Durch die ständige Hervorhebung und die daraus resultierende Besonderung von Menschen mit Traumafolgestörung und ihren speziellen Bedürfnissen wird eine Hierarchie und eine Wertung in der Psychiatrie geschaffen, wo diese aber keinen Platz haben sollte. Die Bedürfnisse von Menschen, die »nur« wegen Schizophrenie (und vieler anderer Krankheiten) psychiatrisch behandelt werden, sind vielleicht anders, aber deswegen genauso besonders wie diejenigen von Menschen mit Traumafolgestörungen. Wenn eine Wertigkeit unter den Patient:innengruppen entsteht, dann konterkariert dies jegliche Bemühungen des Aufbrechens von Machtmissbrauch in der Psychiatrie!

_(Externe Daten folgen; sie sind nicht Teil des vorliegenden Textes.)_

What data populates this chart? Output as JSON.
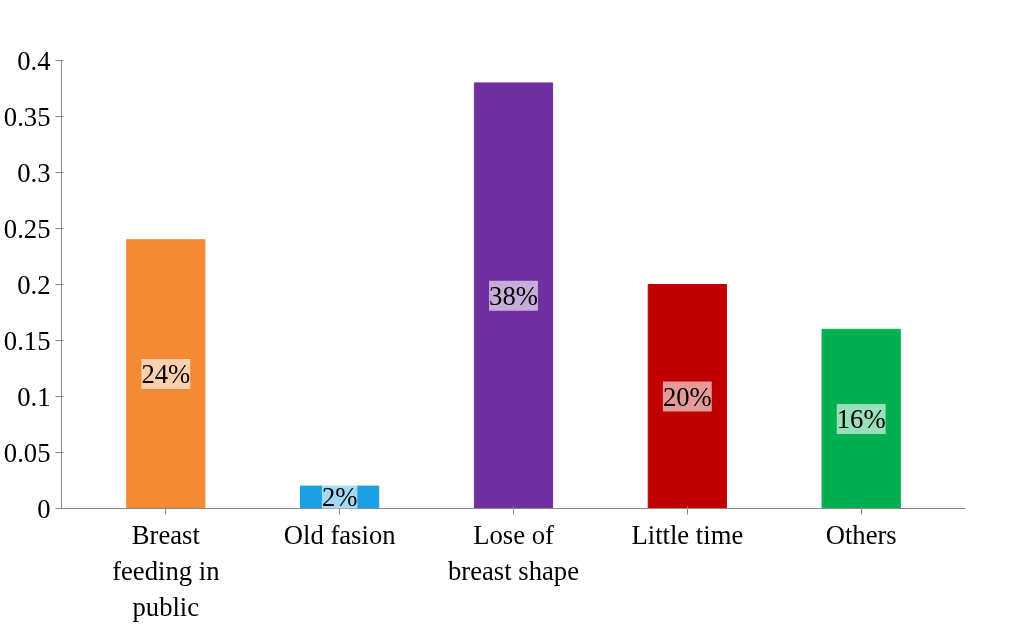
{
  "chart_data": {
    "type": "bar",
    "categories": [
      "Breast feeding in public",
      "Old fasion",
      "Lose of breast shape",
      "Little time",
      "Others"
    ],
    "values": [
      0.24,
      0.02,
      0.38,
      0.2,
      0.16
    ],
    "colors": [
      "#f58a35",
      "#1ba1e2",
      "#7030a0",
      "#c00000",
      "#00b050"
    ],
    "value_labels": [
      "24%",
      "2%",
      "38%",
      "20%",
      "16%"
    ],
    "ylim": [
      0,
      0.4
    ],
    "yticks": [
      0,
      0.05,
      0.1,
      0.15,
      0.2,
      0.25,
      0.3,
      0.35,
      0.4
    ],
    "grid": false
  }
}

Und genau dieses Problem, womit ich zum Ende der Abhandlungen komme, ist das eigentliche – ganz reale – Problem der heutigen Zeit:

Viele Menschen mit einer Dissoziativen Identitätsstörung bzw. einer komplexen Traumafolgestörung scheinen sich auf der Leiter des Schlimmen (natürlich im Superlativ) ganz oben anzusiedeln. Das beginnt mit der Störung an sich, die angeblich nur dann entsteht, wenn man langanhaltende extreme – nein, – extremste und brutalste Gewalt erlebt hat und es geht weiter mit der Art der Gewalt, mit der man sich gegenseitig zu übertreffen versucht. Der Leidwettbewerb, der im Internet stattfindet, setzt sich in einem Fachbuch, was für Lehre und Fortbildung konzipiert ist und den aktuellen Stand in der Traumaforschung zusammenträgt, fort.

Alle anderen Opfer scheinen – samt erlebter Gewalt – Stereotypen zu sein (siehe dazu auch der Artikel: Wer schreibt was).

Opfer, die überzeugt sind, satanisch-rituell missbraucht worden zu sein, legen Wert auf ihre Deutungshoheit und wollen damit so lange und in einer so starken Form gehört werden, bis es keine anderen Opfer mehr gibt, die gehört werden können, weil alle verstummt sind.

Das Fachbuch von Martin Sack, Ulrich Sachsse und Julia Schellong ist mit Verschwörungen und der Forderung nach Deutungshoheit durchsetzt.

Für mich und Nora ist diese Tatsache außerordentlich bedauerlich!